Cao Dingjiao perlahan mengangkat pedangnya dan menatapnya dalam-dalam, “Sudah paham?”

“Kenapa Tuan harus mengancam saya dengan kekerasan? Kenapa harus seperti ini?” Kong Xukong tersenyum getir.

Cao Dingjiao membelalak tak percaya, “Apa kau buta? Tidak lihat di pedang ini tertulis ‘menaklukkan orang dengan kebajikan’? Di balik pedang ini tertulis ‘menaklukkan orang dengan alasan’. Aku sudah berusaha keras membujukmu, kau malah tak menghargai, apakah kau mau aku tunjukkan jurus pedang lelaki mulia?”

Kong Xukong langsung menggeleng keras, bahkan ingin segera pergi.

Dia telah menyaksikan sendiri bagaimana Cao Dingjiao menaklukkan dua pengawal pribadinya, dua prajurit keras asal Liaodong, hanya dengan satu tebasan pedang!

Ternyata nama pedang itu begitu besar.

Cao Dingjiao kemudian bercanda dengan Kong Xukong tentang berbagai legenda dan kisah terkenal keluarga Kong. Di seluruh dunia, hanya dialah satu-satunya sarjana yang berani bertindak kasar dan tidak sopan seperti itu, kalau orang lain, sudah berkali-kali dihancurkan oleh keluarga Kong.

Tak lama kemudian, rombongan Cao Dingjiao tiba di salah satu suku besar dari lima suku Chahar, bernama suku Matar, yang dalam bahasa Mongolia berarti prajurit seperti beruang.

Cao Dingjiao dan rombongan disambut hangat oleh kepala suku Matar, Yanlu, yang menyambut kedatangan tentara Dinasti Ming di depan yurt.

Cao Dingjiao menunggang kuda tinggi dengan tenang, diikuti oleh Dazhuang, Huzi, dan Kong Xukong.

Wajah Cao Dingjiao semakin berseri-seri, berkata, “Sangat senang bertemu lagi dengan kalian, teman-teman Mongolia saya.”

Namun Kong Xukong tiba-tiba terkejut, senyum di wajahnya menghilang, adegan itu terasa begitu akrab…

Kepala suku Yanlu juga tersenyum dan menjawab, “Kami juga sangat senang bertemu kalian, selamat datang kembali, teman-teman Mongolia, selamat pulang.”

Kong Xukong menegang lalu sedikit lega, tapi entah kenapa ada rasa kehilangan yang lama mengendap.

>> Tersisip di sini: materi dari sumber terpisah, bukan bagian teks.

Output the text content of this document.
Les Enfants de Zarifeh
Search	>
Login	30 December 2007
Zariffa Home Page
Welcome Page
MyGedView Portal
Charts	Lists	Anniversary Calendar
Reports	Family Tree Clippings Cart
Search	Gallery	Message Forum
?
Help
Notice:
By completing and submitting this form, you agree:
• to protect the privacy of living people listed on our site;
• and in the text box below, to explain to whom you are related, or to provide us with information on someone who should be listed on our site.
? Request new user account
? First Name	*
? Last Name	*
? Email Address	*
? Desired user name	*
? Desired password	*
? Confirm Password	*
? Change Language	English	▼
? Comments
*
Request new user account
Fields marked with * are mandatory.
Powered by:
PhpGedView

Dia bingung melihat Cao Dingjiao berbincang dengan kepala suku Mongolia itu.

Cao Dingjiao mengusap keringat yang sebenarnya tidak ada di dahinya, lalu terengah-engah berkata, “Untuk mengirimkan barang ini keluar perbatasan, kami benar-benar mengerahkan segala upaya. Pemerintah sekarang juga sangat ketat memeriksa, jadi barang-barang semakin sulit kami urus.

Dengar-dengar, larangan perdagangan perbatasan ini semua dibuat oleh Partai Donglin yang licik. Kepala suku Yanlu, apakah kalian setuju kalau para sarjana jahat itu harus dihukum karena merusak persahabatan antara Dinasti Ming dan Mongolia?”

Yanlu mengangguk dan mengeluarkan pedang bengkoknya, berkata, “Partai Donglin itu memang pantas mati. Selain Tuan Cao, tidak ada satu pun sarjana baik di Dinasti Ming, huh…”

Cao Dingjiao menggaruk kepala, “Aku juga tidak sehebat itu. Sebenarnya masih ada beberapa pejabat baik di Dinasti Ming. Tapi tidak usah dibahas, yang penting kita tetap berdagang. Kita cuma cari uang susah payah saja.”

Beberapa anggota Partai Donglin yang mengalami kerugian besar akibat penyelundupan: ...

Kong Xukong merasakan sakit di hati, sangat ingin menunjuk hidung Cao Dingjiao dan bertanya, “Apa kau punya malu sedikit? Apakah kau yakin barang-barang ini benar-benar kau antar dengan susah payah?”